The first project will redesign superconducting radiofrequency cavities. The work centers on niobium SRF cavities with a planned thin tin coating to create a niobium-tin superconducting surface that can operate at higher temperatures and permit standard commercial cooling equipment. Geng described the hardware basis for this work: “Those are based on the mature Spallation Neutron Source cavity design, but we will add the new tin material on this existing design.” The team will also explore alternate cavity geometry, including a spoke cavity, and Jefferson Lab said tin-coated cavity tests will be run together with Oak Ridge National Laboratory.

The second project targets RF power: Jefferson Lab will design magnetrons as power sources for the SRF cavities. The research notes list the magnetron effort separately from the cavity materials work; the available material does not provide power ratings, frequencies, or allocation of the $8.17 million between the two grants.

Both projects feed accelerator-driven system concepts that use a high-energy proton beam striking a target to produce neutrons via spallation. The subcritical ADS relies on the external accelerator “spark” to sustain reactions; example target materials cited include liquid mercury. The process produces substantial heat that project materials say engineers hope can be converted into usable electricity while the neutrons transmute long-lived isotopes in spent fuel.

On outcomes, Geng framed the transmutation goal in stark terms: “These neutrons will interact with these unwanted isotopes and convert them into more manageable isotopes that you can either try out for some beneficial use or bury underground. Instead of having a lifetime of 100,000 years in storage, for example, you can shorten the storage years down to 300.” ARPA-E’s NEWTON program mission is stated as an effort to “enable the transmutation of used nuclear fuel to reduce the impact of storage in permanent disposal facilities.” A Jefferson Lab social post also promoted a 99.7% reduction figure in radioactivity as a headline-style claim; that percentage appears in the LinkedIn snippet and is not broken out in the grant materials supplied.
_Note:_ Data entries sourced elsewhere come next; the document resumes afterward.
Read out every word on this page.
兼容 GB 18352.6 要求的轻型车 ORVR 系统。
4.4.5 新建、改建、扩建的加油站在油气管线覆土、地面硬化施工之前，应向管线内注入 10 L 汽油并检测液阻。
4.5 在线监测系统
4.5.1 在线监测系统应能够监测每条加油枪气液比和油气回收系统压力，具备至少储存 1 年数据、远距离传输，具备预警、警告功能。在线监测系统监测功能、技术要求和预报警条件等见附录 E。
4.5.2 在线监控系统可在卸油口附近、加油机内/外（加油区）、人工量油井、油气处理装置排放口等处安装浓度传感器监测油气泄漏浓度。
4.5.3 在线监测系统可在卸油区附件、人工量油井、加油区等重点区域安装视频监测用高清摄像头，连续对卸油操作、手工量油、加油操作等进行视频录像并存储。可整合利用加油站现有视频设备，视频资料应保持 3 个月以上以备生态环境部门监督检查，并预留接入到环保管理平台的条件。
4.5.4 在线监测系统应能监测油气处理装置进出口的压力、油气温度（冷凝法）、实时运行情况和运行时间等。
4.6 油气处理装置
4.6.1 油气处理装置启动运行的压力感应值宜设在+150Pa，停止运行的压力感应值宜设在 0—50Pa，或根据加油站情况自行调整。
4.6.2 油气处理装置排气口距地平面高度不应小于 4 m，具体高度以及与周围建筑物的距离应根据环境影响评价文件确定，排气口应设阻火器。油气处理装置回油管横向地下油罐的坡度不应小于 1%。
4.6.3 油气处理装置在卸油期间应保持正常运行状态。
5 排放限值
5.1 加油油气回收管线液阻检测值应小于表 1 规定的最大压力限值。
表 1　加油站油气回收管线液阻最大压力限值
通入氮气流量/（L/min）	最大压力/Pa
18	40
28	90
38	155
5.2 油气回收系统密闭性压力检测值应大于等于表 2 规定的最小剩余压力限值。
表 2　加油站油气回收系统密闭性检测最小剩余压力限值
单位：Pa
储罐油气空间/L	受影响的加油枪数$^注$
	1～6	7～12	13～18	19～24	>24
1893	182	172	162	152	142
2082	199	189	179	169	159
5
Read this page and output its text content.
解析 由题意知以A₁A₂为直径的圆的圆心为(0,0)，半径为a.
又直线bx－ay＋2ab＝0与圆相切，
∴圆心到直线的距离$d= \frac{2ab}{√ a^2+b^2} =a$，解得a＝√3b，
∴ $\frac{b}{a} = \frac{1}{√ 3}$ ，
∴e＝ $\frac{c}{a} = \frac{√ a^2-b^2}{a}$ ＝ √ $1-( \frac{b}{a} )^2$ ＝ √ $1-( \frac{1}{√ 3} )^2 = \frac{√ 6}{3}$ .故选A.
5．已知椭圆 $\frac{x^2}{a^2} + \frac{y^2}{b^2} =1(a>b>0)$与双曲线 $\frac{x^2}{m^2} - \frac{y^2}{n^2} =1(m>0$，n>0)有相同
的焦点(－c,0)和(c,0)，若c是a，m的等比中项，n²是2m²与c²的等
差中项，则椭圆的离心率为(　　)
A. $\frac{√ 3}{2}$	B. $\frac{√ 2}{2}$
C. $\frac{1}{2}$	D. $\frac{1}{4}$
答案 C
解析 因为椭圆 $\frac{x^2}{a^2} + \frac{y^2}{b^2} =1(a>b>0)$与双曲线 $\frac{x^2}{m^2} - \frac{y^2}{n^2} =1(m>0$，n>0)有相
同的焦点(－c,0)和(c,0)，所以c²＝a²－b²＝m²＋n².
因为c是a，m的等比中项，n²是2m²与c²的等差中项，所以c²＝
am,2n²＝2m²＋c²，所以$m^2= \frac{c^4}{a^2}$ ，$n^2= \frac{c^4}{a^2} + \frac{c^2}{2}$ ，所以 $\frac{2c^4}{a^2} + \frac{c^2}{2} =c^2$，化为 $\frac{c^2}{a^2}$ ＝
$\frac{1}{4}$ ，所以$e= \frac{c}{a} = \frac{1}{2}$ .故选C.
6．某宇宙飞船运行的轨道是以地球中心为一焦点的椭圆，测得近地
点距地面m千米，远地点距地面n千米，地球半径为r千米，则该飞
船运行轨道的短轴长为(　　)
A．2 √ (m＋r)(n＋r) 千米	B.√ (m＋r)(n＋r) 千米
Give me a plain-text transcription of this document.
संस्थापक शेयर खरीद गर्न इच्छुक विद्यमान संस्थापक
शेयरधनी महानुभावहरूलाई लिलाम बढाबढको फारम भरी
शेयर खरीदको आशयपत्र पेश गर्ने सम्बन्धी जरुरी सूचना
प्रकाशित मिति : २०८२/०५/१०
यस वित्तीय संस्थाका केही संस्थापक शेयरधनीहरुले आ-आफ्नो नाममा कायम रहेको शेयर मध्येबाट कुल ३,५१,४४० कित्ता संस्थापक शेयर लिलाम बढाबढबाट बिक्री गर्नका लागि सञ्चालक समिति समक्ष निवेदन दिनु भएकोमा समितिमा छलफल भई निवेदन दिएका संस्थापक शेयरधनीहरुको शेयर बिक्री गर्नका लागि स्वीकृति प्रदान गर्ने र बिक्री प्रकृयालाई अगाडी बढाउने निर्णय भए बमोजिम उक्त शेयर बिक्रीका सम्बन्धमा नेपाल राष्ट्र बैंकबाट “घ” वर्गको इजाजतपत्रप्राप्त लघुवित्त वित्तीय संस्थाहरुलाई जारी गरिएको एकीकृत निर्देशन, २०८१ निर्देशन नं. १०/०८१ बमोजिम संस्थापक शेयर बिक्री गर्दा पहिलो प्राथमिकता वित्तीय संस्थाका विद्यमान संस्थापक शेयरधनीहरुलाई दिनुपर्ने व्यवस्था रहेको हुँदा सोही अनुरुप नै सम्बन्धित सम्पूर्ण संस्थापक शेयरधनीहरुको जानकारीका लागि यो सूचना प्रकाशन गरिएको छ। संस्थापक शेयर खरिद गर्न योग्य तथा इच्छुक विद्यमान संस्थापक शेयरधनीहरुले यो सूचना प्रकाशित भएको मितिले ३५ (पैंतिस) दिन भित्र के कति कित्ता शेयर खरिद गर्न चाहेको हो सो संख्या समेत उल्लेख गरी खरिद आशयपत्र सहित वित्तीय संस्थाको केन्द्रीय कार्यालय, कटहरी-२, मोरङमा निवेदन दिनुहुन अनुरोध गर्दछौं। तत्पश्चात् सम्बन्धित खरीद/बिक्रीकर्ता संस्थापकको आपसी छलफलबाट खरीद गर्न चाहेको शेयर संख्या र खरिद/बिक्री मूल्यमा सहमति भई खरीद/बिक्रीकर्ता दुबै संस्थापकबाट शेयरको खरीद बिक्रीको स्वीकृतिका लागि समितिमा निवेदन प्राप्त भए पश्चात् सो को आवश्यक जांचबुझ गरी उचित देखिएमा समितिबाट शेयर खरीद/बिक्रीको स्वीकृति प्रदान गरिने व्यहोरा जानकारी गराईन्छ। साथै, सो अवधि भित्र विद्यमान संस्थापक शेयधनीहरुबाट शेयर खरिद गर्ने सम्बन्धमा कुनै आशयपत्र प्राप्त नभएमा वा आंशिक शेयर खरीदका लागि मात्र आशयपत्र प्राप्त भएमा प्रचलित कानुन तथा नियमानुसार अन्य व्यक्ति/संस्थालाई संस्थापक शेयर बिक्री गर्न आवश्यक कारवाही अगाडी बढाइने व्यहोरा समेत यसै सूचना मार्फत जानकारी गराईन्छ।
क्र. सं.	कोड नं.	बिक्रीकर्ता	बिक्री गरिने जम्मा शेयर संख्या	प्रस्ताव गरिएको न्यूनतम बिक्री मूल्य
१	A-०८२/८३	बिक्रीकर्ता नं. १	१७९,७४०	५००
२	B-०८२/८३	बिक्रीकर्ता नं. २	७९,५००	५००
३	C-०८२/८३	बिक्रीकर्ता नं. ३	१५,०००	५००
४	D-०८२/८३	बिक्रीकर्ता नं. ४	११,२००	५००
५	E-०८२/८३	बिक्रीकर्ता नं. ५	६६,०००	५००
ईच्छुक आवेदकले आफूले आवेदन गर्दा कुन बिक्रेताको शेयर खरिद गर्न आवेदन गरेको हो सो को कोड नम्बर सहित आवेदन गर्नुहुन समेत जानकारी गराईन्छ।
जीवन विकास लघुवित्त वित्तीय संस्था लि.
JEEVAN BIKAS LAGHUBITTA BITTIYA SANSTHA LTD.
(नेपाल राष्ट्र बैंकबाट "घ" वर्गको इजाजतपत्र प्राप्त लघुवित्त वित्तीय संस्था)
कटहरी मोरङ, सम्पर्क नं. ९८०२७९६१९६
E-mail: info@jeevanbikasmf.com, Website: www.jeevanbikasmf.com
The announcement positions Jefferson Lab’s SRF and magnetron development as early-stage R&D under NEWTON; the award package does not specify a per-grant funding split, period of performance, or detailed technical milestones. Jefferson Lab has committed Oak Ridge National Laboratory to tin-coated cavity testing and has framed the work as leveraging decades of accelerator development experience. In related sector news that appeared alongside the coverage, Newcleo secured $88 million to develop small modular reactors that could use recycled fuel streams, underscoring growing commercial interest in waste-to-power pathways.